Employment case sets new benchmark
28 April 2011
Employment case sets new benchmark
A new Employment Court decision could radically change the way in which employers carry out restructuring and disciplinary processes.
Information that had previously been considered “off-limits” by employers must now be disclosed to employees as part of a restructuring consultation or disciplinary action.
Employment partner Scott Wilson, of Duncan Cotterill Lawyers, said that the decision could have a major impact on an employer’s ability to withhold information on the basis that it was sensitive or confidential.
“Employers should assume that all documentation relating to a restructure, selection or disciplinary process may need to be disclosed. This includes the likes of Board minutes, internal memos and emails, guidance and advice from an HR manager, interview notes, and information about other candidates in a restructuring selection process.”
The shift follows a recent case, Massey University v Wrigley in which the university moved to restructure part of its operations, with existing staff vying for fewer jobs.
Wilson said the university went through what seemed like a robust selection process.
“Candidates were given a lot of information about the selection process. They were subsequently given information about their scores and the recommendations that had been made about them. Information about other candidates was not provided.”

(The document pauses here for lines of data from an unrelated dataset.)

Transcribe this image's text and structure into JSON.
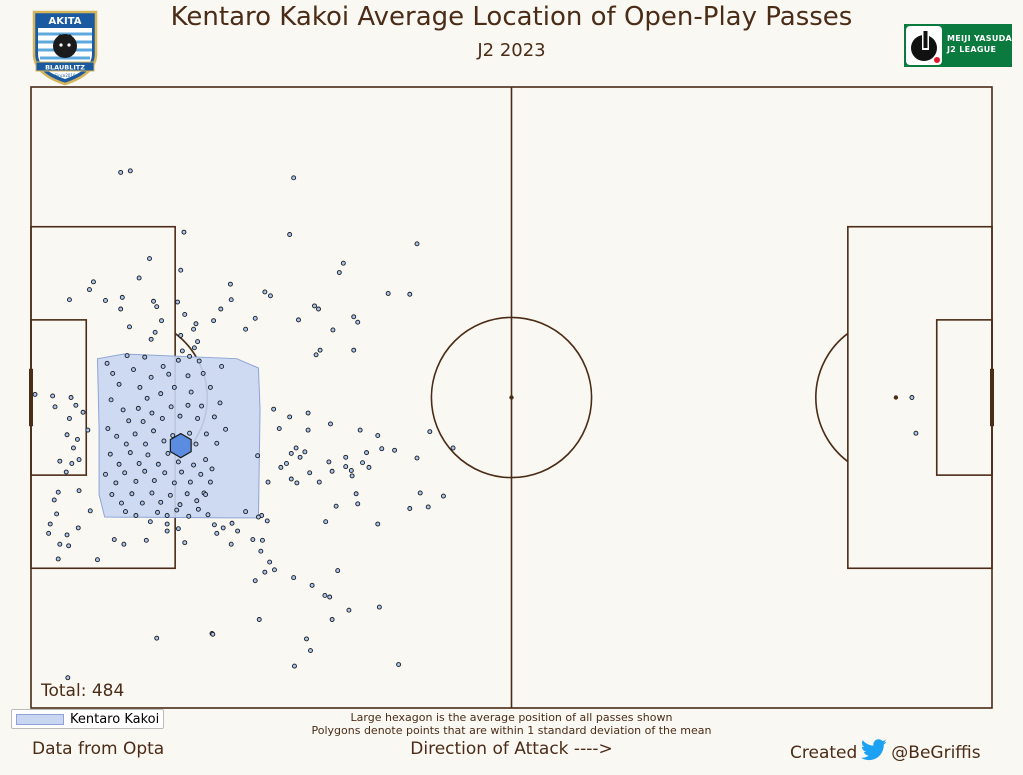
{
  "header": {
    "title": "Kentaro Kakoi Average Location of Open-Play Passes",
    "subtitle": "J2 2023"
  },
  "club_logo": {
    "name": "club-crest-icon",
    "text_top": "AKITA",
    "text_band": "BLAUBLITZ",
    "text_since": "Since2010",
    "colors": {
      "blue": "#1a5aa0",
      "light_blue": "#5da9de",
      "gold": "#d6b45a"
    }
  },
  "league_logo": {
    "name": "j2-league-logo-icon",
    "line1": "MEIJI YASUDA",
    "line2": "J2 LEAGUE",
    "color": "#0b7a3e"
  },
  "total_label": "Total: 484",
  "legend": {
    "label": "Kentaro Kakoi"
  },
  "notes": {
    "line1": "Large hexagon is the average position of all passes shown",
    "line2": "Polygons denote points that are within 1 standard deviation of the mean"
  },
  "footer": {
    "left": "Data from Opta",
    "center": "Direction of Attack ---->",
    "right_prefix": "Created",
    "right_handle": "@BeGriffis",
    "twitter_icon": "twitter-bird-icon"
  },
  "colors": {
    "background": "#faf8f3",
    "lines": "#4a2c17",
    "polygon_fill": "#c9d6f1",
    "polygon_stroke": "#8ea4d4",
    "points": "#a8c4f0",
    "hexagon": "#5b8ce0"
  },
  "chart_data": {
    "type": "scatter",
    "title": "Kentaro Kakoi Average Location of Open-Play Passes",
    "pitch": {
      "length": 120,
      "width": 80
    },
    "x_range": [
      0,
      120
    ],
    "y_range": [
      0,
      80
    ],
    "mean": {
      "x": 18.7,
      "y": 33.8
    },
    "std_polygon": [
      [
        8.3,
        45.0
      ],
      [
        11.6,
        45.6
      ],
      [
        25.7,
        45.0
      ],
      [
        28.4,
        43.8
      ],
      [
        28.6,
        38.5
      ],
      [
        28.4,
        24.5
      ],
      [
        24.7,
        24.5
      ],
      [
        9.2,
        24.6
      ],
      [
        8.5,
        27.5
      ],
      [
        8.5,
        36.0
      ]
    ],
    "points": [
      [
        11.2,
        69.0
      ],
      [
        12.4,
        69.2
      ],
      [
        32.8,
        68.3
      ],
      [
        19.1,
        61.3
      ],
      [
        32.3,
        61.0
      ],
      [
        48.2,
        59.8
      ],
      [
        14.8,
        57.9
      ],
      [
        18.7,
        56.4
      ],
      [
        39.0,
        57.3
      ],
      [
        38.5,
        56.1
      ],
      [
        13.5,
        55.4
      ],
      [
        7.3,
        53.9
      ],
      [
        7.8,
        54.9
      ],
      [
        4.8,
        52.6
      ],
      [
        9.3,
        52.5
      ],
      [
        11.4,
        52.9
      ],
      [
        15.3,
        52.4
      ],
      [
        18.3,
        52.3
      ],
      [
        24.9,
        54.6
      ],
      [
        29.2,
        53.6
      ],
      [
        29.9,
        53.1
      ],
      [
        25.0,
        52.6
      ],
      [
        44.6,
        53.4
      ],
      [
        47.3,
        53.3
      ],
      [
        23.7,
        51.4
      ],
      [
        15.7,
        51.7
      ],
      [
        11.2,
        51.4
      ],
      [
        19.2,
        50.7
      ],
      [
        35.9,
        51.4
      ],
      [
        16.3,
        49.9
      ],
      [
        22.8,
        49.9
      ],
      [
        28.0,
        50.2
      ],
      [
        35.4,
        51.8
      ],
      [
        40.3,
        50.4
      ],
      [
        20.3,
        48.8
      ],
      [
        40.8,
        49.7
      ],
      [
        33.4,
        50.0
      ],
      [
        37.7,
        48.7
      ],
      [
        26.8,
        48.8
      ],
      [
        12.3,
        49.1
      ],
      [
        15.5,
        48.4
      ],
      [
        18.7,
        48.0
      ],
      [
        36.1,
        46.1
      ],
      [
        40.3,
        46.1
      ],
      [
        20.6,
        49.5
      ],
      [
        15.0,
        47.5
      ],
      [
        20.8,
        47.2
      ],
      [
        35.6,
        45.5
      ],
      [
        0.5,
        40.4
      ],
      [
        2.7,
        40.2
      ],
      [
        3.0,
        38.8
      ],
      [
        5.0,
        40.0
      ],
      [
        5.6,
        39.0
      ],
      [
        4.8,
        37.3
      ],
      [
        6.5,
        38.1
      ],
      [
        4.5,
        35.2
      ],
      [
        5.8,
        34.6
      ],
      [
        5.3,
        33.5
      ],
      [
        7.1,
        35.8
      ],
      [
        6.0,
        32.0
      ],
      [
        3.6,
        31.8
      ],
      [
        4.4,
        30.4
      ],
      [
        6.0,
        28.0
      ],
      [
        2.9,
        26.8
      ],
      [
        3.4,
        27.8
      ],
      [
        5.1,
        31.5
      ],
      [
        7.4,
        25.4
      ],
      [
        3.2,
        25.0
      ],
      [
        5.9,
        23.2
      ],
      [
        2.4,
        23.7
      ],
      [
        4.5,
        22.3
      ],
      [
        3.6,
        21.1
      ],
      [
        2.2,
        22.5
      ],
      [
        4.7,
        20.9
      ],
      [
        3.4,
        19.2
      ],
      [
        8.3,
        19.1
      ],
      [
        10.4,
        21.7
      ],
      [
        11.6,
        21.1
      ],
      [
        14.4,
        21.6
      ],
      [
        14.9,
        24.0
      ],
      [
        17.0,
        23.7
      ],
      [
        18.4,
        23.1
      ],
      [
        17.0,
        22.8
      ],
      [
        19.2,
        21.3
      ],
      [
        21.6,
        27.7
      ],
      [
        23.2,
        22.5
      ],
      [
        22.9,
        23.6
      ],
      [
        25.1,
        23.8
      ],
      [
        24.0,
        23.2
      ],
      [
        26.8,
        25.3
      ],
      [
        28.8,
        24.8
      ],
      [
        28.4,
        24.6
      ],
      [
        27.7,
        21.7
      ],
      [
        25.0,
        21.1
      ],
      [
        25.8,
        22.8
      ],
      [
        29.5,
        24.1
      ],
      [
        28.9,
        21.6
      ],
      [
        28.7,
        20.2
      ],
      [
        29.8,
        18.8
      ],
      [
        29.2,
        17.5
      ],
      [
        28.0,
        16.4
      ],
      [
        30.4,
        17.8
      ],
      [
        32.8,
        16.8
      ],
      [
        35.1,
        15.8
      ],
      [
        36.7,
        14.5
      ],
      [
        38.3,
        17.7
      ],
      [
        37.3,
        14.3
      ],
      [
        39.7,
        12.6
      ],
      [
        37.6,
        11.4
      ],
      [
        43.5,
        13.0
      ],
      [
        28.5,
        11.4
      ],
      [
        22.6,
        9.6
      ],
      [
        22.7,
        9.5
      ],
      [
        15.7,
        9.0
      ],
      [
        34.4,
        8.9
      ],
      [
        34.9,
        7.4
      ],
      [
        32.9,
        5.4
      ],
      [
        45.9,
        5.6
      ],
      [
        4.6,
        3.9
      ],
      [
        28.3,
        32.5
      ],
      [
        29.6,
        29.1
      ],
      [
        31.2,
        31.0
      ],
      [
        31.9,
        31.5
      ],
      [
        33.6,
        32.3
      ],
      [
        34.8,
        30.3
      ],
      [
        32.5,
        29.5
      ],
      [
        33.2,
        29.0
      ],
      [
        36.0,
        29.1
      ],
      [
        37.2,
        31.7
      ],
      [
        37.6,
        30.5
      ],
      [
        39.3,
        31.1
      ],
      [
        40.1,
        29.9
      ],
      [
        41.4,
        31.6
      ],
      [
        41.9,
        32.9
      ],
      [
        42.2,
        31.0
      ],
      [
        40.0,
        30.6
      ],
      [
        39.3,
        32.3
      ],
      [
        40.6,
        27.6
      ],
      [
        40.8,
        26.3
      ],
      [
        38.1,
        26.0
      ],
      [
        32.5,
        32.8
      ],
      [
        33.1,
        33.5
      ],
      [
        34.2,
        33.0
      ],
      [
        34.6,
        35.8
      ],
      [
        32.3,
        37.5
      ],
      [
        31.0,
        36.0
      ],
      [
        30.3,
        38.5
      ],
      [
        34.6,
        38.0
      ],
      [
        37.4,
        36.6
      ],
      [
        41.1,
        35.8
      ],
      [
        43.3,
        35.1
      ],
      [
        43.8,
        33.4
      ],
      [
        45.4,
        33.2
      ],
      [
        48.2,
        32.2
      ],
      [
        49.8,
        35.6
      ],
      [
        52.7,
        33.5
      ],
      [
        51.5,
        27.3
      ],
      [
        48.6,
        27.7
      ],
      [
        47.3,
        25.7
      ],
      [
        49.6,
        25.9
      ],
      [
        43.3,
        23.7
      ],
      [
        36.8,
        24.0
      ],
      [
        110.0,
        40.0
      ],
      [
        110.5,
        35.4
      ],
      [
        9.5,
        44.4
      ],
      [
        10.2,
        43.1
      ],
      [
        11.0,
        41.7
      ],
      [
        12.8,
        43.6
      ],
      [
        13.6,
        41.3
      ],
      [
        14.5,
        39.9
      ],
      [
        15.0,
        42.6
      ],
      [
        16.2,
        40.5
      ],
      [
        17.2,
        43.0
      ],
      [
        17.9,
        41.3
      ],
      [
        18.4,
        44.8
      ],
      [
        19.6,
        42.8
      ],
      [
        20.0,
        40.7
      ],
      [
        21.5,
        43.1
      ],
      [
        22.4,
        41.3
      ],
      [
        10.0,
        39.7
      ],
      [
        11.5,
        38.4
      ],
      [
        12.2,
        37.0
      ],
      [
        13.4,
        38.6
      ],
      [
        14.0,
        36.9
      ],
      [
        15.1,
        38.0
      ],
      [
        16.4,
        37.3
      ],
      [
        17.5,
        38.8
      ],
      [
        18.6,
        37.6
      ],
      [
        19.6,
        39.0
      ],
      [
        20.8,
        37.3
      ],
      [
        21.3,
        38.9
      ],
      [
        22.9,
        37.5
      ],
      [
        23.6,
        39.3
      ],
      [
        9.6,
        36.0
      ],
      [
        10.7,
        35.0
      ],
      [
        11.9,
        34.0
      ],
      [
        13.0,
        35.3
      ],
      [
        14.3,
        34.0
      ],
      [
        15.3,
        35.7
      ],
      [
        16.6,
        34.4
      ],
      [
        17.7,
        35.1
      ],
      [
        19.8,
        35.4
      ],
      [
        20.6,
        34.0
      ],
      [
        21.9,
        35.3
      ],
      [
        23.2,
        34.1
      ],
      [
        24.3,
        35.9
      ],
      [
        9.9,
        32.7
      ],
      [
        11.0,
        31.4
      ],
      [
        12.4,
        32.9
      ],
      [
        13.5,
        31.5
      ],
      [
        14.6,
        32.6
      ],
      [
        15.9,
        31.4
      ],
      [
        17.1,
        32.8
      ],
      [
        18.4,
        31.7
      ],
      [
        19.3,
        32.9
      ],
      [
        20.3,
        31.3
      ],
      [
        21.8,
        32.0
      ],
      [
        22.6,
        30.8
      ],
      [
        9.3,
        30.1
      ],
      [
        10.6,
        29.0
      ],
      [
        11.7,
        30.3
      ],
      [
        13.1,
        29.2
      ],
      [
        14.2,
        30.5
      ],
      [
        15.4,
        29.3
      ],
      [
        16.7,
        30.3
      ],
      [
        17.9,
        29.0
      ],
      [
        18.8,
        30.4
      ],
      [
        19.9,
        29.1
      ],
      [
        21.2,
        30.1
      ],
      [
        22.4,
        29.1
      ],
      [
        10.1,
        27.5
      ],
      [
        11.3,
        26.4
      ],
      [
        12.6,
        27.6
      ],
      [
        13.9,
        26.4
      ],
      [
        15.1,
        27.7
      ],
      [
        16.2,
        26.5
      ],
      [
        17.4,
        27.4
      ],
      [
        18.6,
        26.2
      ],
      [
        19.5,
        27.6
      ],
      [
        20.7,
        26.7
      ],
      [
        21.8,
        27.5
      ],
      [
        11.8,
        25.3
      ],
      [
        13.1,
        24.8
      ],
      [
        15.8,
        25.2
      ],
      [
        17.0,
        24.8
      ],
      [
        18.2,
        25.5
      ],
      [
        19.7,
        24.7
      ],
      [
        20.9,
        25.6
      ],
      [
        22.1,
        24.9
      ],
      [
        16.5,
        44.0
      ],
      [
        18.9,
        46.0
      ],
      [
        20.4,
        46.4
      ],
      [
        19.8,
        45.3
      ],
      [
        21.0,
        44.7
      ],
      [
        23.8,
        44.0
      ],
      [
        14.2,
        45.2
      ],
      [
        12.0,
        45.4
      ]
    ]
  }
}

But a dispute arose when the unsuccessful employees asked the university to reveal its selection information including copies of handwritten notes and information about how other, successful, candidates had been scored and assessed.

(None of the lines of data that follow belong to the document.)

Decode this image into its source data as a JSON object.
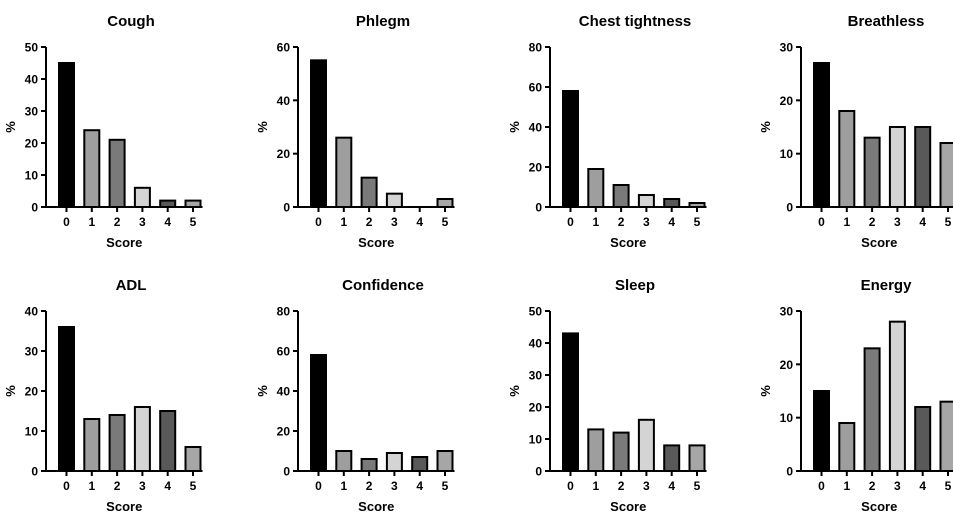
{
  "bar_colors": [
    "#000000",
    "#9e9e9e",
    "#7a7a7a",
    "#d4d4d4",
    "#595959",
    "#a6a6a6"
  ],
  "chart_data": [
    {
      "type": "bar",
      "title": "Cough",
      "xlabel": "Score",
      "ylabel": "%",
      "ylim": [
        0,
        50
      ],
      "yticks": [
        0,
        10,
        20,
        30,
        40,
        50
      ],
      "categories": [
        "0",
        "1",
        "2",
        "3",
        "4",
        "5"
      ],
      "values": [
        45,
        24,
        21,
        6,
        2,
        2
      ],
      "grid": false
    },
    {
      "type": "bar",
      "title": "Phlegm",
      "xlabel": "Score",
      "ylabel": "%",
      "ylim": [
        0,
        60
      ],
      "yticks": [
        0,
        20,
        40,
        60
      ],
      "categories": [
        "0",
        "1",
        "2",
        "3",
        "4",
        "5"
      ],
      "values": [
        55,
        26,
        11,
        5,
        0,
        3
      ],
      "grid": false
    },
    {
      "type": "bar",
      "title": "Chest tightness",
      "xlabel": "Score",
      "ylabel": "%",
      "ylim": [
        0,
        80
      ],
      "yticks": [
        0,
        20,
        40,
        60,
        80
      ],
      "categories": [
        "0",
        "1",
        "2",
        "3",
        "4",
        "5"
      ],
      "values": [
        58,
        19,
        11,
        6,
        4,
        2
      ],
      "grid": false
    },
    {
      "type": "bar",
      "title": "Breathless",
      "xlabel": "Score",
      "ylabel": "%",
      "ylim": [
        0,
        30
      ],
      "yticks": [
        0,
        10,
        20,
        30
      ],
      "categories": [
        "0",
        "1",
        "2",
        "3",
        "4",
        "5"
      ],
      "values": [
        27,
        18,
        13,
        15,
        15,
        12
      ],
      "grid": false
    },
    {
      "type": "bar",
      "title": "ADL",
      "xlabel": "Score",
      "ylabel": "%",
      "ylim": [
        0,
        40
      ],
      "yticks": [
        0,
        10,
        20,
        30,
        40
      ],
      "categories": [
        "0",
        "1",
        "2",
        "3",
        "4",
        "5"
      ],
      "values": [
        36,
        13,
        14,
        16,
        15,
        6
      ],
      "grid": false
    },
    {
      "type": "bar",
      "title": "Confidence",
      "xlabel": "Score",
      "ylabel": "%",
      "ylim": [
        0,
        80
      ],
      "yticks": [
        0,
        20,
        40,
        60,
        80
      ],
      "categories": [
        "0",
        "1",
        "2",
        "3",
        "4",
        "5"
      ],
      "values": [
        58,
        10,
        6,
        9,
        7,
        10
      ],
      "grid": false
    },
    {
      "type": "bar",
      "title": "Sleep",
      "xlabel": "Score",
      "ylabel": "%",
      "ylim": [
        0,
        50
      ],
      "yticks": [
        0,
        10,
        20,
        30,
        40,
        50
      ],
      "categories": [
        "0",
        "1",
        "2",
        "3",
        "4",
        "5"
      ],
      "values": [
        43,
        13,
        12,
        16,
        8,
        8
      ],
      "grid": false
    },
    {
      "type": "bar",
      "title": "Energy",
      "xlabel": "Score",
      "ylabel": "%",
      "ylim": [
        0,
        30
      ],
      "yticks": [
        0,
        10,
        20,
        30
      ],
      "categories": [
        "0",
        "1",
        "2",
        "3",
        "4",
        "5"
      ],
      "values": [
        15,
        9,
        23,
        28,
        12,
        13
      ],
      "grid": false
    }
  ]
}
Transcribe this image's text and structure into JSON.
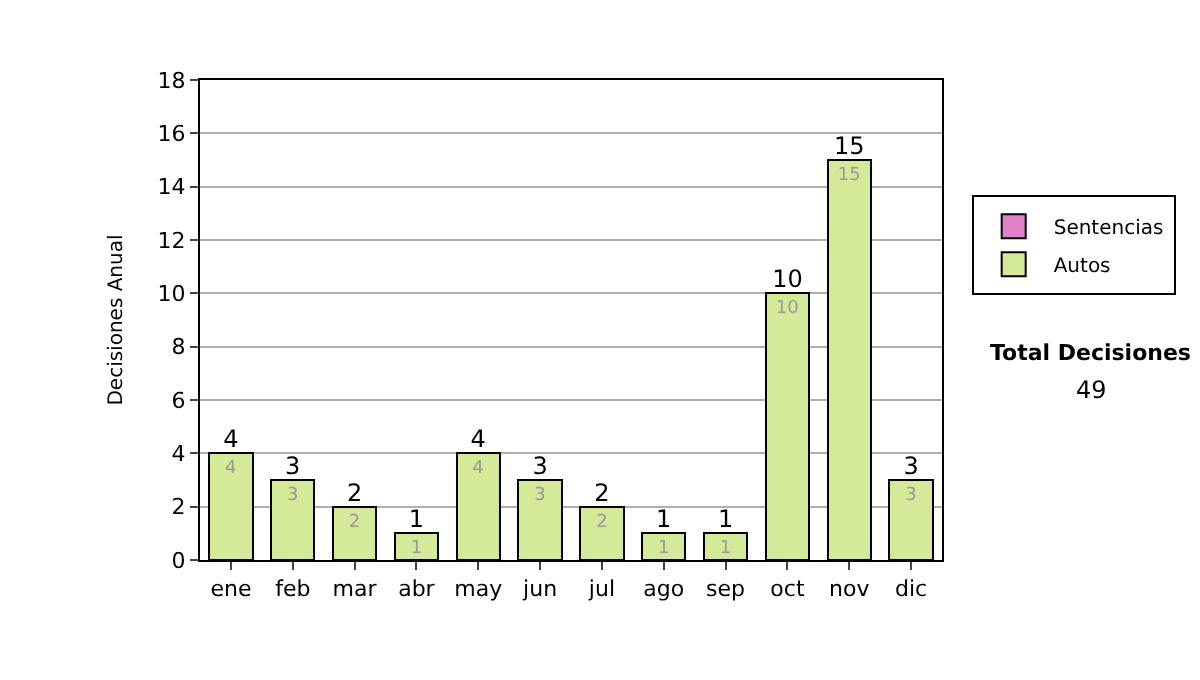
{
  "chart_data": {
    "type": "bar",
    "ylabel": "Decisiones Anual",
    "categories": [
      "ene",
      "feb",
      "mar",
      "abr",
      "may",
      "jun",
      "jul",
      "ago",
      "sep",
      "oct",
      "nov",
      "dic"
    ],
    "series": [
      {
        "name": "Sentencias",
        "color": "#e080c8",
        "values": [
          0,
          0,
          0,
          0,
          0,
          0,
          0,
          0,
          0,
          0,
          0,
          0
        ]
      },
      {
        "name": "Autos",
        "color": "#d4ea98",
        "values": [
          4,
          3,
          2,
          1,
          4,
          3,
          2,
          1,
          1,
          10,
          15,
          3
        ],
        "value_labels": [
          "4",
          "3",
          "2",
          "1",
          "4",
          "3",
          "2",
          "1",
          "1",
          "10",
          "15",
          "3"
        ]
      }
    ],
    "stacked": true,
    "totals": [
      "4",
      "3",
      "2",
      "1",
      "4",
      "3",
      "2",
      "1",
      "1",
      "10",
      "15",
      "3"
    ],
    "ylim": [
      0,
      18
    ],
    "yticks": [
      0,
      2,
      4,
      6,
      8,
      10,
      12,
      14,
      16,
      18
    ],
    "grid": "y",
    "legend": "right",
    "annotations": [
      "Total Decisiones",
      "49"
    ]
  }
}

The Employment Court held that employees were entitled to access interview sheets for all candidates who applied for the same role, their scores and individual assessments; any handwritten notes taken by the interviewer and information about the successful candidates contained in the panel recommendation to the decision maker.
The Court said that although the issues in this case arose in the context of selection of candidates for redundancy, they applied equally in other cases where employment was at risk, including serious disciplinary cases.
Wilson said there had long been a tension between employees and employers in general about what information to disclose, particularly in restructuring situations and delicate disciplinary situations – for example, sexual harassment or bullying.
“Employers have tended to err on the side of caution and withhold relevant information where that information has been received in confidence or may be commercially sensitive. “
Wilson worried that the restructuring could potentially be drawn out by demands for disclosure of all relevant information which would sometimes involve a large volume of material.